Numb3rs and Monty Hall

Ok, I know I'm way way behind the curve on this, but I'm just starting to get into the show Numb3rs. Mostly because I hardly watch any TV and secondly, the show is on Friday nights when I don't watch any.

The DVDs of the show are hard to get from Blockbuster online, but I did manage to get the last disk of season 1, which had just one episode plus some bonus material. I watched the one episode, Man Hunt, last night and it threw a lot of math and statistics at us. Bayesian Analysis, Markov processes and, most importantly: the Monty Hall Problem! Charlie's explanation of the answer was too short and not all that convincing. In fact, I think it's inaccurate because the problem was misstated. In the real Monty Hall problem, the fact that the host will always give the choice to switch after the initial selection is made is stated at the beginning - and that makes a big difference. But I was thrilled that the problem made it to prime time anyway.


BTW, the bonus material includes an interview with Gary Lorden, chairman of the mathematics department at CalTech and math consultant to the show, as well as the two creators of the show concept. There is clearly a deep passion in these people for the teaching of math and they've done a good job with this show of getting some fundamental ideas out to the public.

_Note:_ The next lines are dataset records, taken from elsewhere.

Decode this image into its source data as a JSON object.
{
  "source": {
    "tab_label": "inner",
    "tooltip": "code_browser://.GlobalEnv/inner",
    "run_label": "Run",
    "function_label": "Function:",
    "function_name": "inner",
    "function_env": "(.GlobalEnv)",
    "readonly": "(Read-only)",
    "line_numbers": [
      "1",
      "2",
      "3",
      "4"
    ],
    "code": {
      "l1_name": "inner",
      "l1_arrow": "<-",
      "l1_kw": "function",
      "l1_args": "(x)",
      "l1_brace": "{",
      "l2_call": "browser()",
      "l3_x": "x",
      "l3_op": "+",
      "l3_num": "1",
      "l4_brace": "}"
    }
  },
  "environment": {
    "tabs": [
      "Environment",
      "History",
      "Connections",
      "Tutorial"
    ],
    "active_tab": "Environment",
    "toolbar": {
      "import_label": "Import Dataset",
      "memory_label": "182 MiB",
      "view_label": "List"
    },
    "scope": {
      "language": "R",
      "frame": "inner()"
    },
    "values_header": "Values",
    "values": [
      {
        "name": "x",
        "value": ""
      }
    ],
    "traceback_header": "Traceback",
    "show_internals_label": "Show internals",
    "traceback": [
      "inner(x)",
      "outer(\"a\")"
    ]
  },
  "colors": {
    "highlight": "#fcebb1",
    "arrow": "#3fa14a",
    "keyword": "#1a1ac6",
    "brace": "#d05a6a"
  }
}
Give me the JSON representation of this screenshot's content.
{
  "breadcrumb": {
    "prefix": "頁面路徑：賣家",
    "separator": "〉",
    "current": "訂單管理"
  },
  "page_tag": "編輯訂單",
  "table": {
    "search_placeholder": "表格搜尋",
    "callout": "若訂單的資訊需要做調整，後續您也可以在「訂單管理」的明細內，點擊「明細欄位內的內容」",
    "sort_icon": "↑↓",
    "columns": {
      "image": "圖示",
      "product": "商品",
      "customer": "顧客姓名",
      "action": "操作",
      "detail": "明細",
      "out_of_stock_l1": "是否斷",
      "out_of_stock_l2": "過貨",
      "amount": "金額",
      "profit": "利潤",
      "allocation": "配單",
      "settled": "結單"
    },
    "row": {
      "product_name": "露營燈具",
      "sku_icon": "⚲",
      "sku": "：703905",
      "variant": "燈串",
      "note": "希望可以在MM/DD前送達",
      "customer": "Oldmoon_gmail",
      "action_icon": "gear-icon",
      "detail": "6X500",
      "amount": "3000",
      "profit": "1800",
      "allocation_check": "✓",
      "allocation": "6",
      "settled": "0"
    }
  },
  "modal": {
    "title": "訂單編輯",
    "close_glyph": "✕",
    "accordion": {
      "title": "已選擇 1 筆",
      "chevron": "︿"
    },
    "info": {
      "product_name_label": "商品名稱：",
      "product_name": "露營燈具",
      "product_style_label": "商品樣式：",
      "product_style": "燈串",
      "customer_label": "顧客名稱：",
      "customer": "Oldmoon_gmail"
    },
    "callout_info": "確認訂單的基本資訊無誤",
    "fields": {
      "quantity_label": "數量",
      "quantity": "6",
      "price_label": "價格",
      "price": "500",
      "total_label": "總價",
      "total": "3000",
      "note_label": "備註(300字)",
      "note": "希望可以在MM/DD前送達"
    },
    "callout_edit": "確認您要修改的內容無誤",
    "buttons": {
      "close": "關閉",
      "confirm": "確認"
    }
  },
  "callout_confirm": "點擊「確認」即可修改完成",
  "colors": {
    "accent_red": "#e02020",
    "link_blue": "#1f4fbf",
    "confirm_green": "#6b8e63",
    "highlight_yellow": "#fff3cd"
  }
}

IMHO, the best part of the bonus material is when Gary Lorden explains that part of what they were trying to demonstrate on the show is that even for smart people, math is hard. It's something that you work at. Charlie spends hours at the board working on his theories before he comes up with something. And he doesn't always get it right the first time. He's persistent though and he keeps trying until he comes up with a theory that fits the evidence.

The second best part of the Lorden interview was when he showed the clip where Peter McNichol, playing Dr. Larry Fleinhardt (probably meant to resemble Richard Feynman), comments that the math department is the least libidinous department on campus.